Max shrugged, a gesture so small she hardly detected it. “It appears she finally has the evidence to draw the net closed on me.”
“Oh, God, Max! She just charged in here. I didn’t even think until later that I could have stopped her.”
“I don’t think you could have. She’s been pushing the line on what’s legal lately, not to mention ethical. I do take a certain pride in driving her to such measures. It will be some consolation when I’m led off in chains.”
“She’d have to find and catch you first.”
“Yes, well, that may not be necessary. No matter how long I can avoid capture, all she really has to do to ruin me is come here and tell you what she thinks she’s got me on.”
“Not murder?”
“That too, but nothing she can prove.”
“What can she prove, then?”
“Can we take a high-end whiskey break? Still got some?”
“Of course.

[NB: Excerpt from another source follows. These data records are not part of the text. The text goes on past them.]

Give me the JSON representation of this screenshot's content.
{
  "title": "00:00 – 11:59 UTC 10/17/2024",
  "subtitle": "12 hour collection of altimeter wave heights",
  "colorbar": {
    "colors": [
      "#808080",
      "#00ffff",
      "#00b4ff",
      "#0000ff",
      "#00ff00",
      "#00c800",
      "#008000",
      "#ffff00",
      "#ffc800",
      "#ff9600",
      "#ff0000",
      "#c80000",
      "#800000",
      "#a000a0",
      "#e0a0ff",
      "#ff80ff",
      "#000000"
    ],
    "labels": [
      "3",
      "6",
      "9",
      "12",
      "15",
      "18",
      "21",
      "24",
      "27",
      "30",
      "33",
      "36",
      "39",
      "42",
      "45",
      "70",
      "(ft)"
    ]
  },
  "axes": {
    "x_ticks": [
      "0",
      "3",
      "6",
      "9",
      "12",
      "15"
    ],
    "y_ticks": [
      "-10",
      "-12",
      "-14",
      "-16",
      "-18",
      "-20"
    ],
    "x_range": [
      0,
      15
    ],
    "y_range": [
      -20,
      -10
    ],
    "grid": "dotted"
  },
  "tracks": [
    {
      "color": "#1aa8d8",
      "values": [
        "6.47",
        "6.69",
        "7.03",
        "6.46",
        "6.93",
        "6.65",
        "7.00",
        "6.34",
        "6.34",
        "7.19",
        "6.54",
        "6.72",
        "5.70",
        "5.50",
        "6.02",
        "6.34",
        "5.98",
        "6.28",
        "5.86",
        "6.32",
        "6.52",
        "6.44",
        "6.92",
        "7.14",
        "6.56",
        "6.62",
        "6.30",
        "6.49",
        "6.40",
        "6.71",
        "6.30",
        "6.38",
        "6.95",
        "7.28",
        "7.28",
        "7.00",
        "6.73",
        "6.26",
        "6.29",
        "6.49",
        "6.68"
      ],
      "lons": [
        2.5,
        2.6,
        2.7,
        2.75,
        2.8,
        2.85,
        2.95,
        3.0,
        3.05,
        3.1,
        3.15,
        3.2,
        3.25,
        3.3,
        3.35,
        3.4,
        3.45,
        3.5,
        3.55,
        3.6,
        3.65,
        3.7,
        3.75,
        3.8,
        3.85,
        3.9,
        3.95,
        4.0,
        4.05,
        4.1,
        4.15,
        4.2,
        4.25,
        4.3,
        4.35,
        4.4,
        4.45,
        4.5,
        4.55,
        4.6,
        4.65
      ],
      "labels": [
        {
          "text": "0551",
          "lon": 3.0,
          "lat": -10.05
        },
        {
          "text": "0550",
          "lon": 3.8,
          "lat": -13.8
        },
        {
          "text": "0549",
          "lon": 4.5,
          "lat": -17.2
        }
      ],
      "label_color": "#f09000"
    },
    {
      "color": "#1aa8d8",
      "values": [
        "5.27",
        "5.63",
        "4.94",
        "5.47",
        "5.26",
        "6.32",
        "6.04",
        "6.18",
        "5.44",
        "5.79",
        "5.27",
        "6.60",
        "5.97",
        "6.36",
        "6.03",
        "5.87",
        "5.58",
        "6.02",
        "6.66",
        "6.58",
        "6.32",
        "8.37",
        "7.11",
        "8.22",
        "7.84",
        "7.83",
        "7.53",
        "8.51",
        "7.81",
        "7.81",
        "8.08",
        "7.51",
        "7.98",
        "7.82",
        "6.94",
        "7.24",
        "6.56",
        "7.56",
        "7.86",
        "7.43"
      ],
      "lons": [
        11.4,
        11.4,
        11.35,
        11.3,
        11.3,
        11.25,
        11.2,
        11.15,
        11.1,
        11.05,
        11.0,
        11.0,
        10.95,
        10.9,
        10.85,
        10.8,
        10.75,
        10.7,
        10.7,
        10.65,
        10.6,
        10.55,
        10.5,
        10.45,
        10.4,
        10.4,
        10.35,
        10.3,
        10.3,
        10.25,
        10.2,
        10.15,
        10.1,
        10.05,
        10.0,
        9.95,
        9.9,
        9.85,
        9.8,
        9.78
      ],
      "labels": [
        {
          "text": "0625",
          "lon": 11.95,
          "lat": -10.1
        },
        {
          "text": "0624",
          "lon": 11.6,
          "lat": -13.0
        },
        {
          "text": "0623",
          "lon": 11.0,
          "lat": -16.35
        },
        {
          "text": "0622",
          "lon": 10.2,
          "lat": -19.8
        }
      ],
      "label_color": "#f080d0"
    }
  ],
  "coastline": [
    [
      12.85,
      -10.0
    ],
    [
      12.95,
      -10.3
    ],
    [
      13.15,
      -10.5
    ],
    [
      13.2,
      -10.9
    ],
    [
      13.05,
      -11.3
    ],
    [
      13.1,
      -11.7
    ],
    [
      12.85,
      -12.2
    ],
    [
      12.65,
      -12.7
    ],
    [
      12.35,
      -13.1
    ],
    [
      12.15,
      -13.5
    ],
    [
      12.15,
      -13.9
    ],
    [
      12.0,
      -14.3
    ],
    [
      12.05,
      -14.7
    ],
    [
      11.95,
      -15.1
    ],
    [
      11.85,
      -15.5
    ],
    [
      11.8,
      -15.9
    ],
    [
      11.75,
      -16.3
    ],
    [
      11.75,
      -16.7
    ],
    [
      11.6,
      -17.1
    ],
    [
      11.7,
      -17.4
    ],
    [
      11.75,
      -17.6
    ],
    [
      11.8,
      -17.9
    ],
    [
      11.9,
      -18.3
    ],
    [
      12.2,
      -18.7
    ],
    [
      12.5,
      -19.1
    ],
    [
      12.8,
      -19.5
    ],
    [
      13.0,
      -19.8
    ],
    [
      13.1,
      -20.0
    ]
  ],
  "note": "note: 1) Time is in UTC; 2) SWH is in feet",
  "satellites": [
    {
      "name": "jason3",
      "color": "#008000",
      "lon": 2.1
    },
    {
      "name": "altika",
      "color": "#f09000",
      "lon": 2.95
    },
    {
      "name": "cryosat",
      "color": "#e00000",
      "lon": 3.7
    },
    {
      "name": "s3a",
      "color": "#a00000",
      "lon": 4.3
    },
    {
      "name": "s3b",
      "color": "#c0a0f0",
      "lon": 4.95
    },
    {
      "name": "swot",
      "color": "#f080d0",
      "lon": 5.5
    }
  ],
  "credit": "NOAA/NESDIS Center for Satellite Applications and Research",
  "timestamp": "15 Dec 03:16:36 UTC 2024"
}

You don’t think I just pass your Millennium bottle out to strangers?”
“Or to neighbors?”
Temple felt her cheeks heat up, probably not visibly, though. “Or aunts,” she said, dodging the implication. Had she offered Matt some? Once? Maybe.
Either way, she was glad for an excuse to hustle into the kitchen and slam cupboard doors and fill glasses with a dark potent inch of the pricey Bushmill’s Millennium Irish whiskey with which Max had celebrated, and mourned, the passing of his worst enemy, Kathleen O’Connor, who’d taken with her the golden days of his youth and left behind eternally unresolvable guilt. No enemy could do worse.
Temple wondered what Max was mourning now.
She brought him the crystal glass and sipped from hers as she sat down again. “I can’t imagine what Molina’s done now that you need to fortify yourself against it.”
“The whiskey isn’t for me. It’s for you.”
“Me?”
“Molina couldn’t find any evidence on the two or three counts of murder she wanted to lay at my door, which she can’t find anyway.”
“Then what was the whole bit about gleaning a fingerprint off a CD from here about?”
“She apparently now does have evidence on a nasty lesser charge, enough to bring me in, if she can find me, and prosecute. Even if she can’t find me, she can just run tattling to you and damage me enough to give her immense satisfaction.”
“What is it?”
Max composed his features as if he were on stage. Calm, authoritative, unreadable. “Sexual stalking.”
“Of who? Me? She has flipped. We are totally consensual.”
Max laughed. “You are a past master of spin. No. Of her.”
“Of her?”
Tilt! Max was right: Temple needed a belt, even though she’d heard this first from Matt, especially since she didn’t want to admit to Max just how . . . in touch she and Matt had been lately. She assuaged her own guilt by unleashing her spleen on Molina. “That woman! What gall! What . . . conceit. You’d never—”
“Thank you.”
“What’s given her this idea? Stalking how?” Still playing dumb.